The Bay of Kotor is said to be Montenegro’s most beautiful bay and despite the temperatures reaching near 100 F during our visit, we were prepared to brave the scorching heat and climb the 1350 steps up to Kotor’s formidable fortress. But when we arrived in the bay, we could hardly see the fortress due to a heavy blanket of haze caused from the wildfires burning across the Balkins. We were totally willing to complete the strenuous climb to St. John when we thought our efforts would be rewarded with stunning views over the bay, but the stifling heat and lack of visibility had us quickly chucking that plan right into the bay.
Instead, we decided to have a quick lunch and wander around the Old Town. We found a little restaurant near the 13th century Buca Palace with tables shaded by umbrellas and a menu offering pizzas and sandwiches. The Mexican pizza, which we both ordered, at Cafe Bar Mmmm was delicious! It had just the right amount of kick with spicy sausage and chili peppers.
Of course after stuffing ourselves on pizza, the haze cleared up slightly but the heat felt even more stifling without even a hint of a breeze. So we wove our way around the narrow streets inside the fortified walls. We marveled at the Cathedral of Saint Tryphon, the numbers 809 on one of its bell towers as a reminder that it is built on the same site where an older church had already existed long ago.

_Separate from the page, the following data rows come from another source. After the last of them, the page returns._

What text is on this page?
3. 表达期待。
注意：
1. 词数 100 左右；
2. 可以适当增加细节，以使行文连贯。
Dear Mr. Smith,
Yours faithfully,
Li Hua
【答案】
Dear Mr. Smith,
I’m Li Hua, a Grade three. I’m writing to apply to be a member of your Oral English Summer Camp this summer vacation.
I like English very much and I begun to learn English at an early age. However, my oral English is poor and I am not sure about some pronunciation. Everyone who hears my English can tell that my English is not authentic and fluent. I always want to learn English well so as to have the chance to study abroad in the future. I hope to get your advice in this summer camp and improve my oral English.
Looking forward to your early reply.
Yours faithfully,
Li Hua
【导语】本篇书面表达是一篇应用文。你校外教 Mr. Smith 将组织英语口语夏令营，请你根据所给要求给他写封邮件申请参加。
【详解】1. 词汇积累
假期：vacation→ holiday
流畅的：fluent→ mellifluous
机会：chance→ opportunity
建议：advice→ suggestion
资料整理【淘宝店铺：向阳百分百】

The Pima Palace, which dates from the 17th century, shares Flour Square with the Buca Palace and is a detailed example of Renaissance and Baroque style architecture in Kotor.
The clock tower’s pillar of shame is noteworthy because it was once used to punish Kotor’s unlawful citizens. I’ll leave it to your imagination just how unlawful citizens were punished.
Three miles of fortified walls surround Kotor and stagger up St. John’s mountain to the fort. Seaward facing towers once protected the city from invaders from the sea.
A farmer’s market sets up daily along the outside of the fortified walls and the colorful array of fruits and vegetables made me wish we wouldn’t still be on the road so I could take some home. But a kiwi granita from the market hit the spot to cool us down as we strolled along the water’s edge.
Such a shame about the haze and overbearing heat. It looks like an interesting town to walk around in though. I’m glad the Mexican pizza was good. Germans seem to think Mexican means “add corn” so Mexican pizza ends up having corn on it, which is just weird.
Jennifer Dombrowski says
That’s too funny! One of the first times Tim drove to Germany he stopped for lunch at a pizza place and ordered Mexican pizza. It indeed came with corn on it.
There was no corn on our Montenegrin Mexican pizzas though and we were both big fans.